Varadero waitress returns $30,000 to her owner.

Waitress Yarima Merino did not hesitate for a moment. She immediately called the head of security to inform him of the discovery of a small toiletry bag abandoned by a customer.
The waitress Yarima Merino did not hesitate for a moment. What we have to do now is to follow the protocol, she said, and immediately called the head of security to inform him of the discovery of a small toiletry bag abandoned by a customer.
Without touching anything, I waited for him to arrive, and it was then that we proceeded to open the bag, it had a lot of money in it. Then she contacted the person who, after completing his stay in Playa Caleta, Varadero, was about to leave the hotel without imagining what he had lost.
According to Yarima, when the client, head of a project in Havana (he did not want to reveal his identity), returned, he announced the amount of currency. “We insisted on counting bill by bill until we verified that the 30,000 dollars, 400,000 Cuban pesos and a valuable wristwatch were indeed there”.
She said that while the client counted his money and was convinced that everything was all right, she exchanged proud glances with María Isabel Carmenate, the secretary of the union bureau, who was present at the moment of the return of what was found to its owner.
Yarima maintains that «there is no reason to appropriate what belongs to others. Not even now, in the midst of such a tense economic situation. No one should keep what doesn’t belong to them,» she says. «I always pass this on to my son, who is 13 years old.

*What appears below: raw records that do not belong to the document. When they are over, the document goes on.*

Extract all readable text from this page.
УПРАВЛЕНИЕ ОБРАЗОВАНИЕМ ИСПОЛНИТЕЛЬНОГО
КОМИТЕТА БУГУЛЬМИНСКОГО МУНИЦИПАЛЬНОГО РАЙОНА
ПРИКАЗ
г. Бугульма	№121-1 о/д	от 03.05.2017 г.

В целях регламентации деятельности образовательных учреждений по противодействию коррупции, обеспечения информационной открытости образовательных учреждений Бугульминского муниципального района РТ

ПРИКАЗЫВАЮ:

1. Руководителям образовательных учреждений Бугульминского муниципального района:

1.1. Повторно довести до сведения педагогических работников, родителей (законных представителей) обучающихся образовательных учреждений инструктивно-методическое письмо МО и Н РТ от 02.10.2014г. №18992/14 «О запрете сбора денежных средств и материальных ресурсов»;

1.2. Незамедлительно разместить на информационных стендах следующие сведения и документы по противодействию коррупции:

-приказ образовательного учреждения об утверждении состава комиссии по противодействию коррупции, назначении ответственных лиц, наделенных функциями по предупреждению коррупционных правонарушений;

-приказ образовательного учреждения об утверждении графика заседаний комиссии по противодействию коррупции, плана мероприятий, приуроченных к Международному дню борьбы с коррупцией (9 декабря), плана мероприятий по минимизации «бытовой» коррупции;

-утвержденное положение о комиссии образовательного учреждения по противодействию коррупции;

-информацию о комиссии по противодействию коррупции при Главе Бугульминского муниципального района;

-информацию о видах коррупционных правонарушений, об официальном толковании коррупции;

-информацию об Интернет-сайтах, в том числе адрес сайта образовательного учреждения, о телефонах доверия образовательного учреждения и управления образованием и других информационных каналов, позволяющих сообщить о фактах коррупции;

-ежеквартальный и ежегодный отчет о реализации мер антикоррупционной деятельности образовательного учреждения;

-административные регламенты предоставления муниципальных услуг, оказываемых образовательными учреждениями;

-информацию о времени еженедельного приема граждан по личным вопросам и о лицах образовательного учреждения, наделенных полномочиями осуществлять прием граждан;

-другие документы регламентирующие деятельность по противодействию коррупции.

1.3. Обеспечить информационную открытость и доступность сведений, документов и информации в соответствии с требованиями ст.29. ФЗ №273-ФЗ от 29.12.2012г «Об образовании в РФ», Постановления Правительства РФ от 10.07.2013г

He has been working at Playa Caleta for 17 years, and is proud to be from a sector where we strive to continue providing the tourism needed by the country, above all, offering security to those who visit us and the certainty that we will do everything in our power to make sure they have a good stay.
In this same facility, recently another waitress, Maddiolys Herreras Cárdenas, returned to its owner another wallet with 140,000 pesos, common gestures in tourism, recalls María Isabel, author of the initiative to donate tips for Public Health programs, extended to the country under the name My Contribution to Life.
Photos: Courtesy of María Isabel Carmenate.